The microservice software model provides a flexible framework in which teams collaborate on the same software application, providing easier concurrency for two or more teams maintaining a large web application. Because the framework is decentralized, each team can update a specific business domain without having to update other components.
-
What is the most commonly used protocol to exchange data between web applications?
HTTP is the most used protocol for exchanging data and commands between servers and clients.
-
Name two disadvantages of multi-page applications compared to single-page applications.
A multi-page application reloads all the elements in the web page when the user triggers some actions, instead of updating only the changed elements. Performance suffers from this design. Another disadvantage of an MPA is clunkier user interactivity, where each page load creates a loss in user friendliness. In contrast, the visual effect could be continuous in an SPA.
-
Describe one advantage of a monolithic system over a microservice system, and one advantage the microservice system has compared to a monolithic one.
A monolithic system can make data administration easier because the data is located in one big database, instead of being scattered in multiple databases. A microservice application, on the other hand, can improve code development and maintenance; multiple teams can work on different business logic without blocking the progress of other teams.
Answers to Explorational Exercises
-
In 2021, the NASA Perseverance Rover landed on Mars. One of its goals was to determine whether life ever existed on Mars. Although the Rover can be controlled over a long distance by an application on Earth, it also can control itself in most situations. Why is it a good idea to design a rover like that as a fat client?
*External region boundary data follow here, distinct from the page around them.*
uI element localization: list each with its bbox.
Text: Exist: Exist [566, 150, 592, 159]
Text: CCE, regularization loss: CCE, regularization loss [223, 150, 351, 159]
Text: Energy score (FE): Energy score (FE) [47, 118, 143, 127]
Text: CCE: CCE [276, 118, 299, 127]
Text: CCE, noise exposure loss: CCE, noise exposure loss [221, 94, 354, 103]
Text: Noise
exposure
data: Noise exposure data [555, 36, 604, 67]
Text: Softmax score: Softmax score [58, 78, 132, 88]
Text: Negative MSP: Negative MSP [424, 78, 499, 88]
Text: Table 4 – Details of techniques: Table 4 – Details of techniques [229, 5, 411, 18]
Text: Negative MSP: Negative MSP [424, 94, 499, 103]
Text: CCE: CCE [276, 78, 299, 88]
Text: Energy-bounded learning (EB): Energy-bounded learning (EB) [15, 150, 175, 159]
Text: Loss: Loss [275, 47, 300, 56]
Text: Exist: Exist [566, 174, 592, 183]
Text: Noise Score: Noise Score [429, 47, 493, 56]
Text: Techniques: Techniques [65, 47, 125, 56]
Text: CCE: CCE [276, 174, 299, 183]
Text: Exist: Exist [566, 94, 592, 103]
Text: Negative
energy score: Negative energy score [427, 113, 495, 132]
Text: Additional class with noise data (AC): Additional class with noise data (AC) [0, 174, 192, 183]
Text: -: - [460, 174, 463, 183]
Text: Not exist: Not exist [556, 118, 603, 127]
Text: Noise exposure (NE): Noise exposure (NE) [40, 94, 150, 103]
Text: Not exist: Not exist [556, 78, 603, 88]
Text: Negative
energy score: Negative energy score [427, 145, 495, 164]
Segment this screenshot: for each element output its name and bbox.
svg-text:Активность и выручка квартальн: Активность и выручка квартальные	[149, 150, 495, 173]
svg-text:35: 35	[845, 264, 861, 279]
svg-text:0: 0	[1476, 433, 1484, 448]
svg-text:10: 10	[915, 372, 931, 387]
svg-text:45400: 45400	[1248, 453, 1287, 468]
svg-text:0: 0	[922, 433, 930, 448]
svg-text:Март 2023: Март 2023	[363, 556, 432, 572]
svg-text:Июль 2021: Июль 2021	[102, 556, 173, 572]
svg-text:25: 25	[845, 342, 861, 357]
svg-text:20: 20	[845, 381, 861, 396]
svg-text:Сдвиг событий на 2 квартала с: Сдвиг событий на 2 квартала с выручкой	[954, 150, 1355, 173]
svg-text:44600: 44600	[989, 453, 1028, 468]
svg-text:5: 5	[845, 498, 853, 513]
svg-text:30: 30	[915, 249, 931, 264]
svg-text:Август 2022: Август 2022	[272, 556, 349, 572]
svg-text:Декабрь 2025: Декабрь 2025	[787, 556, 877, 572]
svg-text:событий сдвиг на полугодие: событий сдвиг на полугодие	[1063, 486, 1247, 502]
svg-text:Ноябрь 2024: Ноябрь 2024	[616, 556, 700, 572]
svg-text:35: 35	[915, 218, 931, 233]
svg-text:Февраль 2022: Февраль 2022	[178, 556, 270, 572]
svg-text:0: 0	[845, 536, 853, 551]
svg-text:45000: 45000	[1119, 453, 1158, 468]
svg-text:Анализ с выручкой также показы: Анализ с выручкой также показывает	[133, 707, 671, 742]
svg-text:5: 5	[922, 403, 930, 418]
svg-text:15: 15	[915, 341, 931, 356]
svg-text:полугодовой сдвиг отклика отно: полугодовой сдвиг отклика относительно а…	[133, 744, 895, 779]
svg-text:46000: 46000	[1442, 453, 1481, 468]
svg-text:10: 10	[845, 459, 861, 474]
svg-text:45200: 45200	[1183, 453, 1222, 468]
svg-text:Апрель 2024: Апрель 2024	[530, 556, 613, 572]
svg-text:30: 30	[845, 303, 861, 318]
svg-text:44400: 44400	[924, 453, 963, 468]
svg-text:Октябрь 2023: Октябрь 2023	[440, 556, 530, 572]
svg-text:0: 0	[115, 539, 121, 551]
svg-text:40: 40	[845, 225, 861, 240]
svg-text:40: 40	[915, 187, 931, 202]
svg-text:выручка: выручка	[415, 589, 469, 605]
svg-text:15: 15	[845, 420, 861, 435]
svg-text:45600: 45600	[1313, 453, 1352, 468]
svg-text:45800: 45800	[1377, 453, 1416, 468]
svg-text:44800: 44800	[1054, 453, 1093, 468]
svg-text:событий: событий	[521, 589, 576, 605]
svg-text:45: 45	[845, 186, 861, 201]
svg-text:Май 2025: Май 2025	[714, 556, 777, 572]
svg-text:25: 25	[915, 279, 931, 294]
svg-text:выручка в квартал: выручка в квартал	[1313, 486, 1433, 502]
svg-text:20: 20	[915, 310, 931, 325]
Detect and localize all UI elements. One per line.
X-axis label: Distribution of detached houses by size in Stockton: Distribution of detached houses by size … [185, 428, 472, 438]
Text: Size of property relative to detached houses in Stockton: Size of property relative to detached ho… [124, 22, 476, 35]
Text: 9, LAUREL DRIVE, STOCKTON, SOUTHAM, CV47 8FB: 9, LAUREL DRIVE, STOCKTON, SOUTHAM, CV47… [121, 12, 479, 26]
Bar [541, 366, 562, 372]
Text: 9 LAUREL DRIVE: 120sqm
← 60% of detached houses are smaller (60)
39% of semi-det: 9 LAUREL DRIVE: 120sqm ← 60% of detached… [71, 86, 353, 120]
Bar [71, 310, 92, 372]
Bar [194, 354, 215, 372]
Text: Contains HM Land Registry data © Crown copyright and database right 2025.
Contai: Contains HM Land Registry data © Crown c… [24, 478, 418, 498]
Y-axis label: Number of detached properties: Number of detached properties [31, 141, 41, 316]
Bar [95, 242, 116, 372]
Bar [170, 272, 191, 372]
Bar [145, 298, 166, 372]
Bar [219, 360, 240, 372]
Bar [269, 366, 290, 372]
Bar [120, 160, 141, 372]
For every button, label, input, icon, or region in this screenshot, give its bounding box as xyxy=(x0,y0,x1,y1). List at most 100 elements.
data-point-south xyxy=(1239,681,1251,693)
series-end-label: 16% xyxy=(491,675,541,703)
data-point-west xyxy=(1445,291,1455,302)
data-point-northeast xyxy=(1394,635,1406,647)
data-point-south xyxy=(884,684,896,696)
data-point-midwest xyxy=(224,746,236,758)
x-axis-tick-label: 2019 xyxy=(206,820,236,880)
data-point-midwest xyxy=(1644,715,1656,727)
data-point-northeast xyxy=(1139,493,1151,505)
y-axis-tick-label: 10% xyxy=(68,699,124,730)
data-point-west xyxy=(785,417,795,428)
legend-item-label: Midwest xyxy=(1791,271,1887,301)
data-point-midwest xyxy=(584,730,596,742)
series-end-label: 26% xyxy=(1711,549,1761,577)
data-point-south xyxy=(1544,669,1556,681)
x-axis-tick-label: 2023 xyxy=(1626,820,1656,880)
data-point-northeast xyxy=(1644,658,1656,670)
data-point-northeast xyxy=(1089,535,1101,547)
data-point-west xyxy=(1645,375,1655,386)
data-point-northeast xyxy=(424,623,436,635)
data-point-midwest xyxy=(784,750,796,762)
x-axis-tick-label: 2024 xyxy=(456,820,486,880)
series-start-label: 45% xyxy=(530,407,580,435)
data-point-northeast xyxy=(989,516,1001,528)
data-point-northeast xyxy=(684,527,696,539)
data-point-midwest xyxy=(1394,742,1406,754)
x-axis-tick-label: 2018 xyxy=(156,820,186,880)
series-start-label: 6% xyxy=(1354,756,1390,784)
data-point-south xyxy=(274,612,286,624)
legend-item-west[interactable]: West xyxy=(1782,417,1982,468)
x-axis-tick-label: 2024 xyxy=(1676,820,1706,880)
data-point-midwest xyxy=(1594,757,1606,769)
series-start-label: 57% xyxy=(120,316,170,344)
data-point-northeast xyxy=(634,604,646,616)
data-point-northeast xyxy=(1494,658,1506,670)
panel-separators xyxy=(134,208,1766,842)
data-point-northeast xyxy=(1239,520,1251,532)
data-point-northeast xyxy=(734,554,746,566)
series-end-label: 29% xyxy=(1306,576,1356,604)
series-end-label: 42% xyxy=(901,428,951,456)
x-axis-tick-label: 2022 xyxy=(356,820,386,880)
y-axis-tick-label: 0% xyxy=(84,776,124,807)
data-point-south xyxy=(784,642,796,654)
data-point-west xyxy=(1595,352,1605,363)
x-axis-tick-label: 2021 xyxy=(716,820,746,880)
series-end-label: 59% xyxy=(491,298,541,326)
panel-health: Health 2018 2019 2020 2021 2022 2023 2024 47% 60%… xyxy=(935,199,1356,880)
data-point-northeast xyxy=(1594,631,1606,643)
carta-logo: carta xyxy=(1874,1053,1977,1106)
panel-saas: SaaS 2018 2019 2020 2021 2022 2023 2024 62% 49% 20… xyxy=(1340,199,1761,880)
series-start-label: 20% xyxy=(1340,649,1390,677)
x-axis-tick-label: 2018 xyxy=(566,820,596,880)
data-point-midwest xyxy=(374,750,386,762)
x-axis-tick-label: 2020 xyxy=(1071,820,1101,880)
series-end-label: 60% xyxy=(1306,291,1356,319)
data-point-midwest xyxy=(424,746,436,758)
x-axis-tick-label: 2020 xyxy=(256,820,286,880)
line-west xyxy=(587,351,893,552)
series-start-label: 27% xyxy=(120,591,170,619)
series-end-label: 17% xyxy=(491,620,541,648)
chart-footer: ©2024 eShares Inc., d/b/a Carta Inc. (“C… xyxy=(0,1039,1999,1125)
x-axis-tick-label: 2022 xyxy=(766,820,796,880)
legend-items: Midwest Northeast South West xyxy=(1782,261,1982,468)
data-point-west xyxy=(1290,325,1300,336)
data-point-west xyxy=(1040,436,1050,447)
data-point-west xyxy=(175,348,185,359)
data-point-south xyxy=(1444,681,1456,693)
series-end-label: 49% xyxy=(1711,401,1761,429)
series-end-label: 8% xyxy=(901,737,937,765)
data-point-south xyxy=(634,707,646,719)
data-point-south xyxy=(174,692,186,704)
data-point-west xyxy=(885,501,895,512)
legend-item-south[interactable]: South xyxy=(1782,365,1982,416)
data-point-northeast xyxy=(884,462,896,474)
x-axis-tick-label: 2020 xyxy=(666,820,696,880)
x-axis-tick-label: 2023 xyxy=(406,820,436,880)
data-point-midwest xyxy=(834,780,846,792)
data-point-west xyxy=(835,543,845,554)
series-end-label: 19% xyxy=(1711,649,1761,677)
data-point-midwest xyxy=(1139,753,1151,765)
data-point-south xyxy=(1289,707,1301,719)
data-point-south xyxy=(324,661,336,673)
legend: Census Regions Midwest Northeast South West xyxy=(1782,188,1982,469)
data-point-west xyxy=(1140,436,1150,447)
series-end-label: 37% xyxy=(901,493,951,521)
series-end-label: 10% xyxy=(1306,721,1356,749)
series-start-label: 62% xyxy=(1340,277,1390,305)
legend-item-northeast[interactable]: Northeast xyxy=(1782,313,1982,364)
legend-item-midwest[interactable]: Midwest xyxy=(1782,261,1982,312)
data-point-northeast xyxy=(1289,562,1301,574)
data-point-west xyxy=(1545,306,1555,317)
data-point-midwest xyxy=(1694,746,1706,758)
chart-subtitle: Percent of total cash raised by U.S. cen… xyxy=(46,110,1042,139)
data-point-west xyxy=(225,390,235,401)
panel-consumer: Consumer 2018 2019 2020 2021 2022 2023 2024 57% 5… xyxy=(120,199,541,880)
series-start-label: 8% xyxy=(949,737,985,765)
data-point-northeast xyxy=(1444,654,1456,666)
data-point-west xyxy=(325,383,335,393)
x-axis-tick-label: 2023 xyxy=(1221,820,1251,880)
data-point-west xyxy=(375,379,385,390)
The time a communication signal takes to be sent from Earth and received on Mars can vary depending on the positions of those planets, but it can take up to twenty minutes. Thus, command and control of a distant rover in motion is impossible, especially taking unexpected situations into account. Ideally, the rover should command itself in most situations. That is achieved using artificial intelligence (AI) training (machine learning), so that the rover becomes more independent from manual commands. To make that possible and to rely less on distant signals, the rover was projected to have its own resources and the majority of the computing processes ran locally, matching the definition of a fat client.
-
Consider a modern, self-driving, personal car that connects to an external server to exchange data. Should it be a fat or a thin client?
An autonomous vehicle could delegate the heavy data processing to an external and reliable server, but this would be susceptible to offline periods when critical data processing is required. Therefore, it is imperative for the autonomous vehicle to process the majority of tasks — and this requires it to be a fat client with multiple redundancy.